Some of the ZTE products

Some of the ZTE products

One of China’s major telecom equipment maker ZTE is facing allegations of corruption in different countries and have forced major investors to quit the company.

ZTE this week suffered a financing setback when the world’s biggest sovereign wealth fund, decided to sell its stake in the Chinese company.

The ethics council that advises Norway’s central bank on the fund’s investments said ZTE was facing corruption allegations in 18 countries and the group had been under investigation in 10 of them.

“The council has concluded that the company has failed to demonstrate satisfactorily that internal anti-corruption procedures are being effectively implemented in its business,” the council said.

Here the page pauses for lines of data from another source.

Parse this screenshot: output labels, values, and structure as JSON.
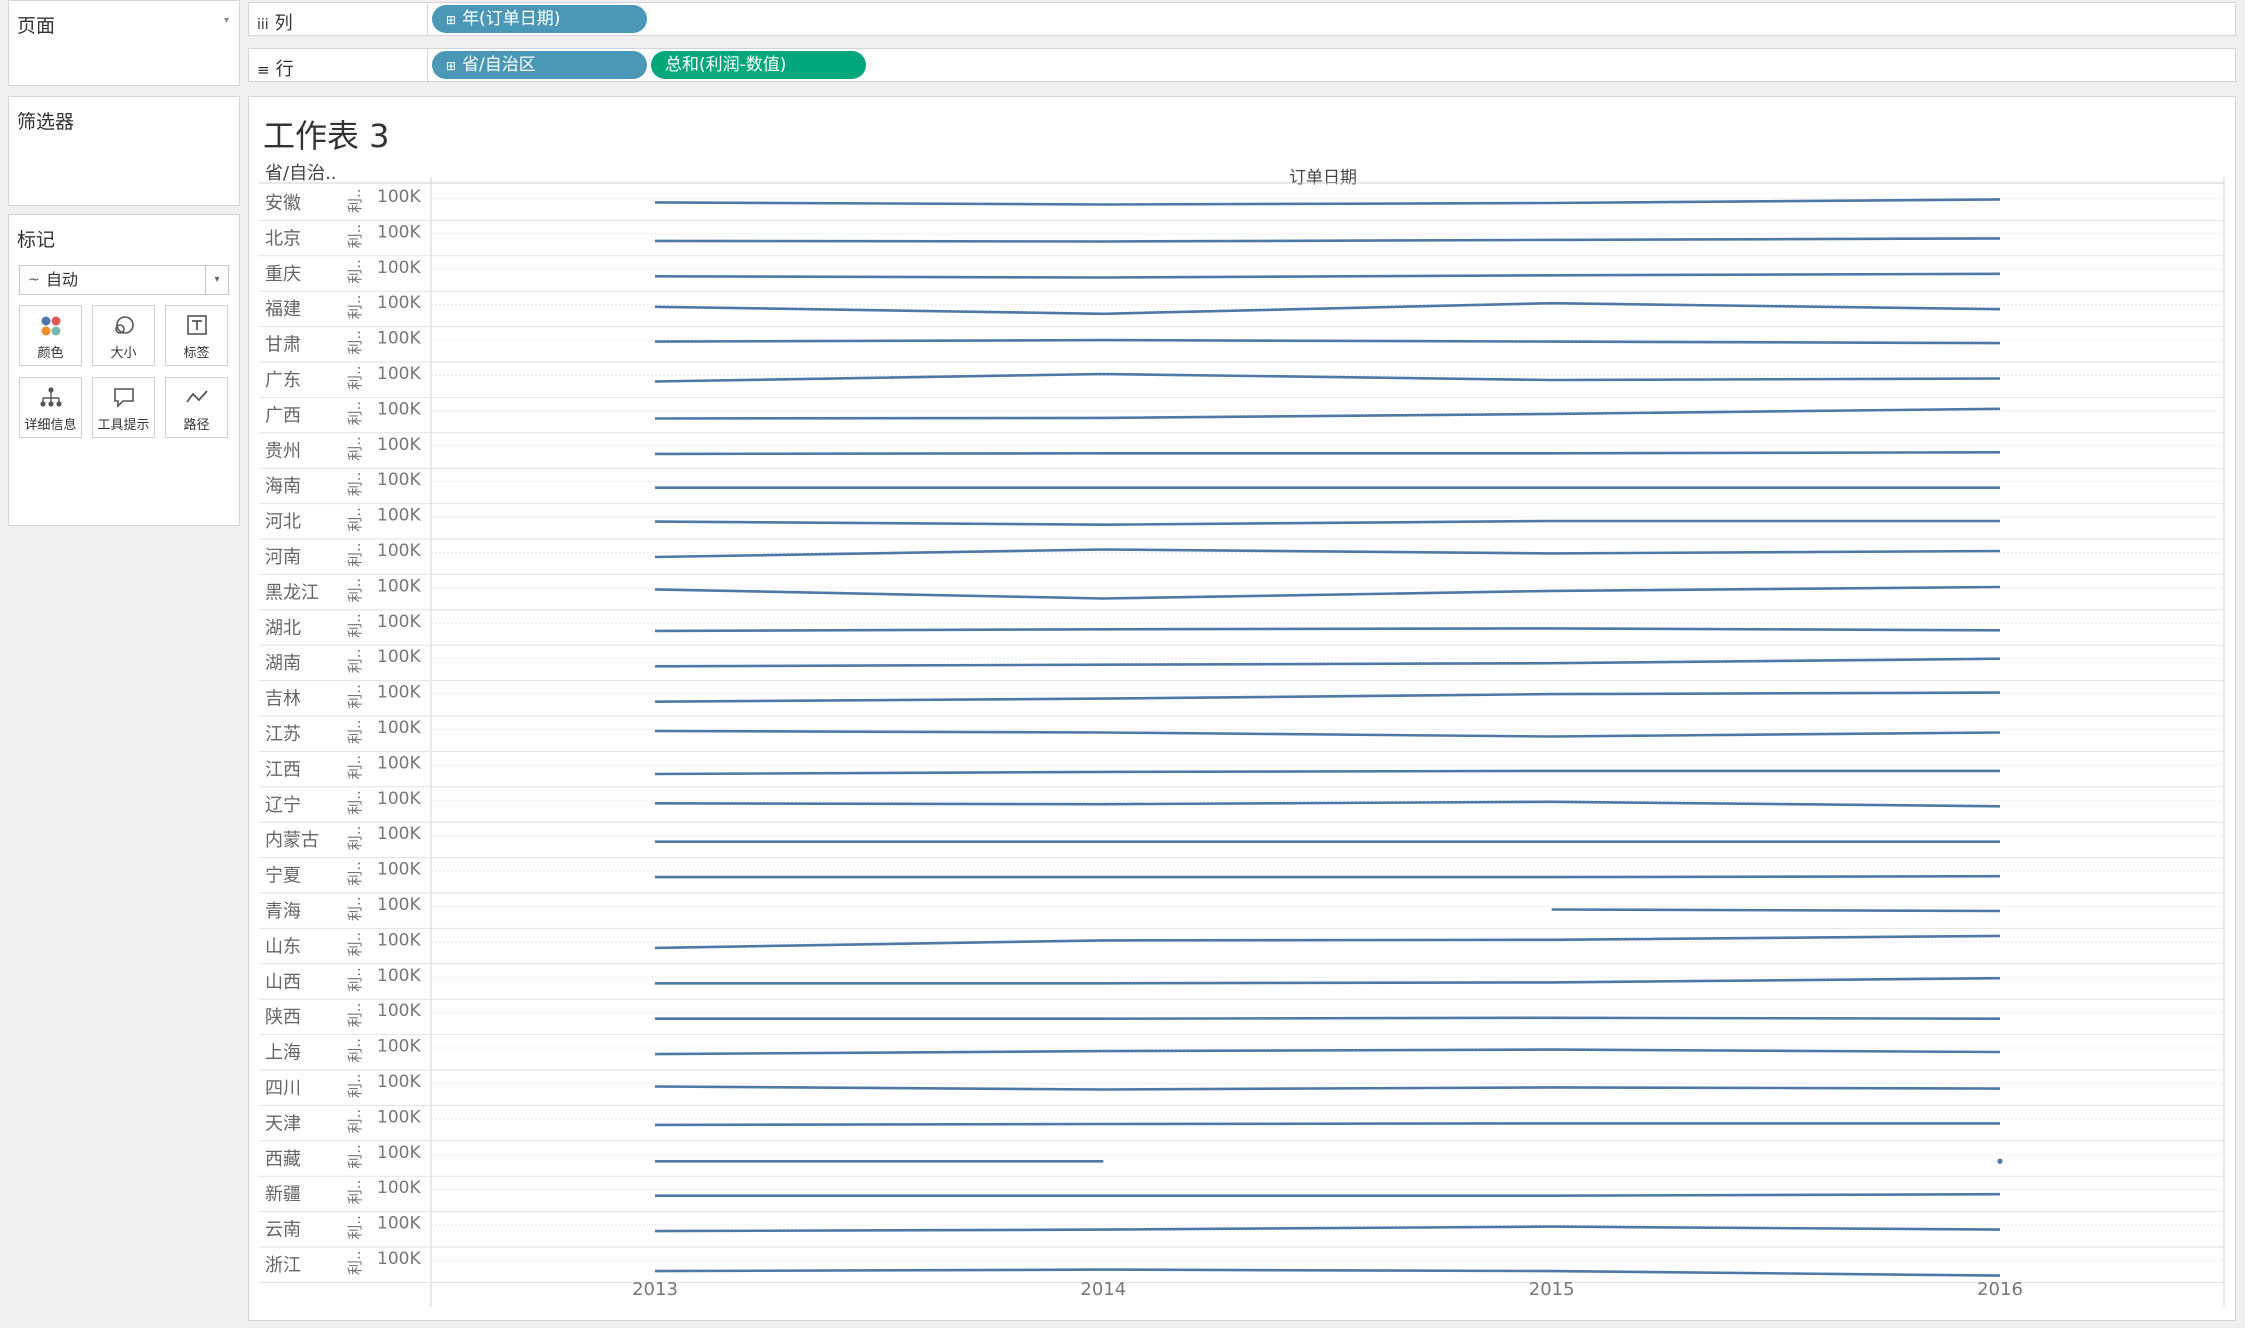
{
  "left_panels": {
    "pages_title": "页面",
    "filters_title": "筛选器",
    "marks_title": "标记",
    "marks_type": "自动",
    "mark_buttons": [
      {
        "icon": "color-dots-icon",
        "label": "颜色"
      },
      {
        "icon": "size-icon",
        "label": "大小"
      },
      {
        "icon": "label-T-icon",
        "label": "标签"
      },
      {
        "icon": "detail-tree-icon",
        "label": "详细信息"
      },
      {
        "icon": "tooltip-bubble-icon",
        "label": "工具提示"
      },
      {
        "icon": "path-icon",
        "label": "路径"
      }
    ]
  },
  "shelves": {
    "columns_label": "列",
    "rows_label": "行",
    "columns_pills": [
      {
        "prefix": "⊞",
        "text": "年(订单日期)",
        "kind": "dimension"
      }
    ],
    "rows_pills": [
      {
        "prefix": "⊞",
        "text": "省/自治区",
        "kind": "dimension"
      },
      {
        "prefix": "",
        "text": "总和(利润-数值)",
        "kind": "measure"
      }
    ]
  },
  "colors": {
    "line": "#4e79a7",
    "dimension_pill": "#4a98b6",
    "measure_pill": "#03a77b"
  },
  "sheet": {
    "title": "工作表 3",
    "row_header": "省/自治..",
    "column_header": "订单日期"
  },
  "chart_data": {
    "type": "line",
    "x": [
      "2013",
      "2014",
      "2015",
      "2016"
    ],
    "row_axis_unit": "利..",
    "row_axis_tick": "100K",
    "rows": [
      {
        "province": "安徽",
        "values": [
          0.52,
          0.45,
          0.5,
          0.62
        ]
      },
      {
        "province": "北京",
        "values": [
          0.42,
          0.4,
          0.45,
          0.5
        ]
      },
      {
        "province": "重庆",
        "values": [
          0.42,
          0.38,
          0.45,
          0.5
        ]
      },
      {
        "province": "福建",
        "values": [
          0.58,
          0.35,
          0.7,
          0.5
        ]
      },
      {
        "province": "甘肃",
        "values": [
          0.6,
          0.65,
          0.6,
          0.55
        ]
      },
      {
        "province": "广东",
        "values": [
          0.45,
          0.7,
          0.5,
          0.55
        ]
      },
      {
        "province": "广西",
        "values": [
          0.4,
          0.42,
          0.55,
          0.72
        ]
      },
      {
        "province": "贵州",
        "values": [
          0.4,
          0.42,
          0.42,
          0.45
        ]
      },
      {
        "province": "海南",
        "values": [
          0.45,
          0.45,
          0.45,
          0.45
        ]
      },
      {
        "province": "河北",
        "values": [
          0.5,
          0.4,
          0.52,
          0.52
        ]
      },
      {
        "province": "河南",
        "values": [
          0.5,
          0.75,
          0.62,
          0.7
        ]
      },
      {
        "province": "黑龙江",
        "values": [
          0.6,
          0.3,
          0.55,
          0.68
        ]
      },
      {
        "province": "湖北",
        "values": [
          0.4,
          0.45,
          0.48,
          0.42
        ]
      },
      {
        "province": "湖南",
        "values": [
          0.4,
          0.45,
          0.5,
          0.65
        ]
      },
      {
        "province": "吉林",
        "values": [
          0.4,
          0.5,
          0.65,
          0.7
        ]
      },
      {
        "province": "江苏",
        "values": [
          0.6,
          0.55,
          0.42,
          0.55
        ]
      },
      {
        "province": "江西",
        "values": [
          0.35,
          0.42,
          0.45,
          0.45
        ]
      },
      {
        "province": "辽宁",
        "values": [
          0.55,
          0.52,
          0.6,
          0.45
        ]
      },
      {
        "province": "内蒙古",
        "values": [
          0.45,
          0.45,
          0.45,
          0.45
        ]
      },
      {
        "province": "宁夏",
        "values": [
          0.45,
          0.45,
          0.45,
          0.48
        ]
      },
      {
        "province": "青海",
        "values": [
          null,
          null,
          0.55,
          0.5
        ]
      },
      {
        "province": "山东",
        "values": [
          0.45,
          0.7,
          0.72,
          0.85
        ]
      },
      {
        "province": "山西",
        "values": [
          0.45,
          0.45,
          0.48,
          0.62
        ]
      },
      {
        "province": "陕西",
        "values": [
          0.45,
          0.45,
          0.48,
          0.45
        ]
      },
      {
        "province": "上海",
        "values": [
          0.45,
          0.55,
          0.6,
          0.52
        ]
      },
      {
        "province": "四川",
        "values": [
          0.55,
          0.45,
          0.52,
          0.48
        ]
      },
      {
        "province": "天津",
        "values": [
          0.45,
          0.48,
          0.5,
          0.5
        ]
      },
      {
        "province": "西藏",
        "values": [
          0.42,
          0.42,
          null,
          0.42
        ]
      },
      {
        "province": "新疆",
        "values": [
          0.45,
          0.45,
          0.45,
          0.5
        ]
      },
      {
        "province": "云南",
        "values": [
          0.45,
          0.5,
          0.6,
          0.5
        ]
      },
      {
        "province": "浙江",
        "values": [
          0.3,
          0.35,
          0.3,
          0.15
        ]
      }
    ]
  }
}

“In conjunction with previous corruption cases and the fact that the company operates in a sector and in many countries associated with a high risk of corruption, this finding indicates that there is an unacceptable risk that the company may once again become involved in gross corruption,” it said.

The Norwegian fund, valued at 7.32 trillion kroner (756 billion euros, $820 billion), has as a result sold its entire stake in ZTE. According to the latest figures available, at the end of 2014 the fund held 0.15 percent of the Chinese group, a stake worth $11.37 million at the time.

The fund, which holds stock in more than 9,000 companies and controls 1.3 percent of the world’s market capitalisation, follows strict ethical guidelines that bar it from investing in groups accused of serious violations of human rights, child labour or serious environmental damage, as well as manufacturers of “particularly inhumane” arms, and also tobacco firms.

ZTE joins some 65 companies already on the fund’s blacklist, including corporate giants such as Airbus, Boeing, Lockheed Martin, Rio Tinto, Philip Morris and Wal-Mart.

The fund draws investment money from Norway’s huge oil revenues, and is intended to pay for future generations in the welfare-state after the country’s oil wells run dry.